Roethlisberger already has led the Steelers to two Super Bowl titles in only seven seasons in the NFL, but started this year with a four-game suspension for violating the personal conduct policy. The Steelers' quarterback has been accused twice — but not charged in either case — of sexual assault and believes he is a changed man.


"Inner peace is a great thing when you have it," Roethlisberger said.


Roethlisberger is part of a very experienced Steelers team, compared to a Packers' team with only two players who have played in a Super Bowl before.


"For us, it's a comfort level of being here before," said Steelers wide receiver Hines Ward. "At the end of the day, it doesn't give us an advantage or disadvantage, you still have to play the game.


"Some people can get overwhelmed by it, some people are comfortable with it. I think we have a lot of guys who are comfortable with it."


Despite being the lowest NFC seed and relatively inexperienced in big games, the Packers are a slight favorite.


"That's not our motivation," Ward said. "Our motivation is to win the Lombardi Trophy. We're not a flashy team."


The Steelers won the AFC North title, had a first-round bye, and hosted the conference championship game, but the Packers were only 8-6 six weeks ago and needed to win out just to make the playoffs. A blowout of the Giants and a 10-3 win over Chicago punched Green Bay's ticket to the playoffs before winning three straight road games to get to Cowboys Stadium for the Super Bowl.


"I like the resolve of this team and I like the way we've handled the past five weeks," Rodgers said. "The approach that we've taken, the focus level, and the urgency has risen to the occasion."

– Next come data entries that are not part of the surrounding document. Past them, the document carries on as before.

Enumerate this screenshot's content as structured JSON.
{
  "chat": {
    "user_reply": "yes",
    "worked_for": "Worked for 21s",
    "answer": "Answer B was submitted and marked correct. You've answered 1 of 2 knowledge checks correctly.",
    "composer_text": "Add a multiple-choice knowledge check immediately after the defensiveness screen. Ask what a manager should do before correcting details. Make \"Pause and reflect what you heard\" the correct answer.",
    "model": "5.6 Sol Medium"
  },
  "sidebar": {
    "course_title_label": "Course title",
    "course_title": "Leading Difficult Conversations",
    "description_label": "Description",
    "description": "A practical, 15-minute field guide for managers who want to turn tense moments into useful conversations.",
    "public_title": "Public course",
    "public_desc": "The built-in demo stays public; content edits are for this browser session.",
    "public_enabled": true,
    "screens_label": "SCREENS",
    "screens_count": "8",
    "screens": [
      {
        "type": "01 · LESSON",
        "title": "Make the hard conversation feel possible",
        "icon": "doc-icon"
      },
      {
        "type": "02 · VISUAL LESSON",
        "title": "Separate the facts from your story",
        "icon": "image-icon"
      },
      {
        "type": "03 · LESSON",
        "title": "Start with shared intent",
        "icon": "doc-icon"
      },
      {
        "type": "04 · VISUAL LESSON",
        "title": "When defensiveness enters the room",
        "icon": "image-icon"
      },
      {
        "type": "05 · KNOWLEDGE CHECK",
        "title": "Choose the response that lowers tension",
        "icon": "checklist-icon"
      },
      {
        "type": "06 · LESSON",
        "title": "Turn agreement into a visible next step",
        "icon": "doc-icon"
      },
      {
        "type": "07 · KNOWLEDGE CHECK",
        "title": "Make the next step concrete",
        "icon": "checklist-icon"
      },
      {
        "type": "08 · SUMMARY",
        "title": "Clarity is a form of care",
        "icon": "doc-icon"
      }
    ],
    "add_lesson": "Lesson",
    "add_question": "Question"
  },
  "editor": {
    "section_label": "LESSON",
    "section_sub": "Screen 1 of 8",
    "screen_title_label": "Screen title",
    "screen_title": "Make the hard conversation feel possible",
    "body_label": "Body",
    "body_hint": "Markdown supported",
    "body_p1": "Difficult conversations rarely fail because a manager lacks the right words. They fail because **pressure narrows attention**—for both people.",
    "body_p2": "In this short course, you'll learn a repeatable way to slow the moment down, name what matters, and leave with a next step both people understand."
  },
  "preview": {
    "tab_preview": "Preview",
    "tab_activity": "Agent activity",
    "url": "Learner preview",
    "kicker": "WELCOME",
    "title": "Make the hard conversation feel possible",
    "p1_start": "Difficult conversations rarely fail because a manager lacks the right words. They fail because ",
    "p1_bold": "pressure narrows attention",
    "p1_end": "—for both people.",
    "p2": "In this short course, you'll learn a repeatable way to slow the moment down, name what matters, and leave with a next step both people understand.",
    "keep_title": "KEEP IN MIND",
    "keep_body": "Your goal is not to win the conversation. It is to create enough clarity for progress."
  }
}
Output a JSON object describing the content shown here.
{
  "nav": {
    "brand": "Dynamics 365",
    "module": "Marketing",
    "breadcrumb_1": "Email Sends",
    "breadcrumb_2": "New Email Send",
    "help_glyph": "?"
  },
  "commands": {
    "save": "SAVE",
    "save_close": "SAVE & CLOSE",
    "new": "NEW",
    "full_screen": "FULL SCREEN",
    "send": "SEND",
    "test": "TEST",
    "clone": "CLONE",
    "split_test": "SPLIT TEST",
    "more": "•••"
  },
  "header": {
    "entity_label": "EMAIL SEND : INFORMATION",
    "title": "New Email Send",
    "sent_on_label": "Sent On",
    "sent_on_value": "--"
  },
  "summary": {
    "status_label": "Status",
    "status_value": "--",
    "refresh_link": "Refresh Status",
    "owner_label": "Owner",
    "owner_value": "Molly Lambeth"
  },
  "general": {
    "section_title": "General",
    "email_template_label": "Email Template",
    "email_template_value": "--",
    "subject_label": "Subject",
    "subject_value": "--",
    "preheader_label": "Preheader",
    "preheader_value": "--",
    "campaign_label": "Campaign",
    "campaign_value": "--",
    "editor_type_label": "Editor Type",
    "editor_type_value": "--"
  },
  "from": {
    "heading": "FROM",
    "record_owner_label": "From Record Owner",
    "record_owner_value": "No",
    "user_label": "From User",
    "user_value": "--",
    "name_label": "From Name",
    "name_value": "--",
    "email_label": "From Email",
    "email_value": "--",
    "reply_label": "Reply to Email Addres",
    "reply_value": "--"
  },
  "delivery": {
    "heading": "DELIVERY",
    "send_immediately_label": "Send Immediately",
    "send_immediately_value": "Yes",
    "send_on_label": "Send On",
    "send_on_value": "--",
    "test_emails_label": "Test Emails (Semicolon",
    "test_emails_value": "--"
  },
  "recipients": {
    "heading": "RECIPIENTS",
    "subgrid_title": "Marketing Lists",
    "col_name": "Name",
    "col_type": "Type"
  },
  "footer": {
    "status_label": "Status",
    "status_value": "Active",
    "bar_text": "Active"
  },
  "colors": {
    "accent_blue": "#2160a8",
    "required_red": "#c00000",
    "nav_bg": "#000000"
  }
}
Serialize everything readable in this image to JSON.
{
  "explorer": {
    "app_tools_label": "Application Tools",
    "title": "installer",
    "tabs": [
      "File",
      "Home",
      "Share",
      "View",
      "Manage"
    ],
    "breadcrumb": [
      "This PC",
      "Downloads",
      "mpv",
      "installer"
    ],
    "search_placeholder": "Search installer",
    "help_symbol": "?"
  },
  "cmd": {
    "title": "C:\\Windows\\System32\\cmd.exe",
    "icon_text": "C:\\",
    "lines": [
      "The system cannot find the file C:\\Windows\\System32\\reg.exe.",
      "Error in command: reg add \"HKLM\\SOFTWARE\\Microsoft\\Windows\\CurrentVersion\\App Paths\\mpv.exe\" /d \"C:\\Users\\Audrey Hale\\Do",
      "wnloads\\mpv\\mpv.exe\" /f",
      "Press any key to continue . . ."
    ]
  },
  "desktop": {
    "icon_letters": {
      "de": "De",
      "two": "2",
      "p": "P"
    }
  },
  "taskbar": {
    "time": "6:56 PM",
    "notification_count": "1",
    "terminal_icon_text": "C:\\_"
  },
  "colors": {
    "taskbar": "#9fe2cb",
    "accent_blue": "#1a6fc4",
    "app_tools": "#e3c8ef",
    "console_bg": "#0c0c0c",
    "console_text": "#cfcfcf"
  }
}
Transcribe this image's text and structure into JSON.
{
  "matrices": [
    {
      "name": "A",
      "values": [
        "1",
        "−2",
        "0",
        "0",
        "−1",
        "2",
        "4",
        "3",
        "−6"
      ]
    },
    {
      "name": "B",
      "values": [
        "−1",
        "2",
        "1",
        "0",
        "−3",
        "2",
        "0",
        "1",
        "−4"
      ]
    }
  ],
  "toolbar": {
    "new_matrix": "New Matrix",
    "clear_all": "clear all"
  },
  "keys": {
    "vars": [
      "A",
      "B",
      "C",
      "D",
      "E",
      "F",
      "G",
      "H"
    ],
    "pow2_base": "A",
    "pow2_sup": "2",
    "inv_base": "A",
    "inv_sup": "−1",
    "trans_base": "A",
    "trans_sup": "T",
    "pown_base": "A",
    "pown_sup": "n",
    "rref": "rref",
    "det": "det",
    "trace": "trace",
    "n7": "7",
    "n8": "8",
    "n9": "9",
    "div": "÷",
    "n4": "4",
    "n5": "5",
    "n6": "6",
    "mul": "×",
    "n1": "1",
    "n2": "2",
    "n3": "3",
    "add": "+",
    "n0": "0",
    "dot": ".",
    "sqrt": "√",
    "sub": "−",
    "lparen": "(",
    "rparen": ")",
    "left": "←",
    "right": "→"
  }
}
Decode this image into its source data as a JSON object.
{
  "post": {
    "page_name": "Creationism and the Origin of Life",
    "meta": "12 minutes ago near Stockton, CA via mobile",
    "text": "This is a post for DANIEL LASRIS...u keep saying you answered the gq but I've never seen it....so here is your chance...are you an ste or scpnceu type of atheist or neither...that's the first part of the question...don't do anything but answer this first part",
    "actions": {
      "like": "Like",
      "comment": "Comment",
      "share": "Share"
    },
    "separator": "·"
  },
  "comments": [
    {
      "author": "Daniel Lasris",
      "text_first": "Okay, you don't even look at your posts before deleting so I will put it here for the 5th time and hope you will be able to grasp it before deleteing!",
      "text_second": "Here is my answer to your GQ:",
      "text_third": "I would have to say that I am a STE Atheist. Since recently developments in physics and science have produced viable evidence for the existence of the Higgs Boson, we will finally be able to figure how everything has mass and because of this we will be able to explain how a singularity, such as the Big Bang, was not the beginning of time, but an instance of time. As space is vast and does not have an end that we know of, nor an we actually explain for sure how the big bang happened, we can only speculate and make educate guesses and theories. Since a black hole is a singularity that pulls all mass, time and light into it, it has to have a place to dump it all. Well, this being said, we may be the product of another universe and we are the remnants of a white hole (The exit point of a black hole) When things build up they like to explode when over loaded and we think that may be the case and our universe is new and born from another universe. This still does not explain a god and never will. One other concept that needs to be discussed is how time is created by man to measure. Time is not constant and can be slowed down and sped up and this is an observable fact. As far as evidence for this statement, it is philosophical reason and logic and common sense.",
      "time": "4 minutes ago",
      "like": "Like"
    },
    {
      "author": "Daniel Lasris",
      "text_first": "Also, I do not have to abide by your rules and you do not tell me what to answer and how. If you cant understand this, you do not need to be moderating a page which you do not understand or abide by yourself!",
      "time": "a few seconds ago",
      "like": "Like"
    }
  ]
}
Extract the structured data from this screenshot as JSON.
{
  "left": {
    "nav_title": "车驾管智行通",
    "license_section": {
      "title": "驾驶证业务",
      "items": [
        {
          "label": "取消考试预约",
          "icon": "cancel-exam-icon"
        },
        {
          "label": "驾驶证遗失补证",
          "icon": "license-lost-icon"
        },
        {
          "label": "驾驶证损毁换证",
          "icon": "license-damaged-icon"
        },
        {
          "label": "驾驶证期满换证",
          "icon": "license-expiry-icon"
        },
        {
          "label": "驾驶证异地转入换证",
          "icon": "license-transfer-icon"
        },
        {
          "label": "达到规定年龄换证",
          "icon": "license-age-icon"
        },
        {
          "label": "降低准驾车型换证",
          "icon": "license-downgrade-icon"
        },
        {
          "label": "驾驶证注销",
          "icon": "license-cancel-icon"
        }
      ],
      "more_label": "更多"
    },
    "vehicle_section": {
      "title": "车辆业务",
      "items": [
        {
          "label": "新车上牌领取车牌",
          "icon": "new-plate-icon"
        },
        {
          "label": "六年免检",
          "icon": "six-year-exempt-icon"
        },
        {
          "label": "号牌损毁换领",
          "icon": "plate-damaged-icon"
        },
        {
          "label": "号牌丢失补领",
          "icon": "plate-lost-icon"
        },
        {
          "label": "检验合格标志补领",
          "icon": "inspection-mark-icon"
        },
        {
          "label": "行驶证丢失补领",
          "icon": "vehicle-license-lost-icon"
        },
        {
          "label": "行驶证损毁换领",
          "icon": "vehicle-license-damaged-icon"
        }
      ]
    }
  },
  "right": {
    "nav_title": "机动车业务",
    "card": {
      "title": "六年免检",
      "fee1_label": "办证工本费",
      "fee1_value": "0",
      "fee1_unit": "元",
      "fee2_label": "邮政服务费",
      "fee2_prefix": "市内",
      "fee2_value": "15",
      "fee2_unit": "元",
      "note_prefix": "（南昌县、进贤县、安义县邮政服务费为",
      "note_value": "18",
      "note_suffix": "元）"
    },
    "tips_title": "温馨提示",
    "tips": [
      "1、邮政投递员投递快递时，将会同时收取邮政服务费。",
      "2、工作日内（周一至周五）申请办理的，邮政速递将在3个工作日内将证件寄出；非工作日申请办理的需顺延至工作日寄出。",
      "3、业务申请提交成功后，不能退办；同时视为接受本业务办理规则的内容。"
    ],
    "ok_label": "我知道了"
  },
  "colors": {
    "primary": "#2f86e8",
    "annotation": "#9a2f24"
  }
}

As for the men leading the way on the sidelines, Mike Tomlin is already the youngest head coach to win a Super Bowl and is looking to become the quickest to win two and Mike McCarthy grew up in Pittsburgh rooting for the Steelers.


"Personally, it's unique for my family and I," McCarthy said. "Growing up in Pittsburgh is a big part of who I am, but I am a Green Bay Packer and we've come here to claim the Lombardi Trophy."


Tomlin, meanwhile, is only the third different Steelers' head coach since 1969 and has only improved the franchise's storied legacy.


"It's not broken, so I wasn't going to try to fix it," said Tomlin. "It's sound, it's time-tested and it's proven. I was more interested in what I needed to do to add to that legacy."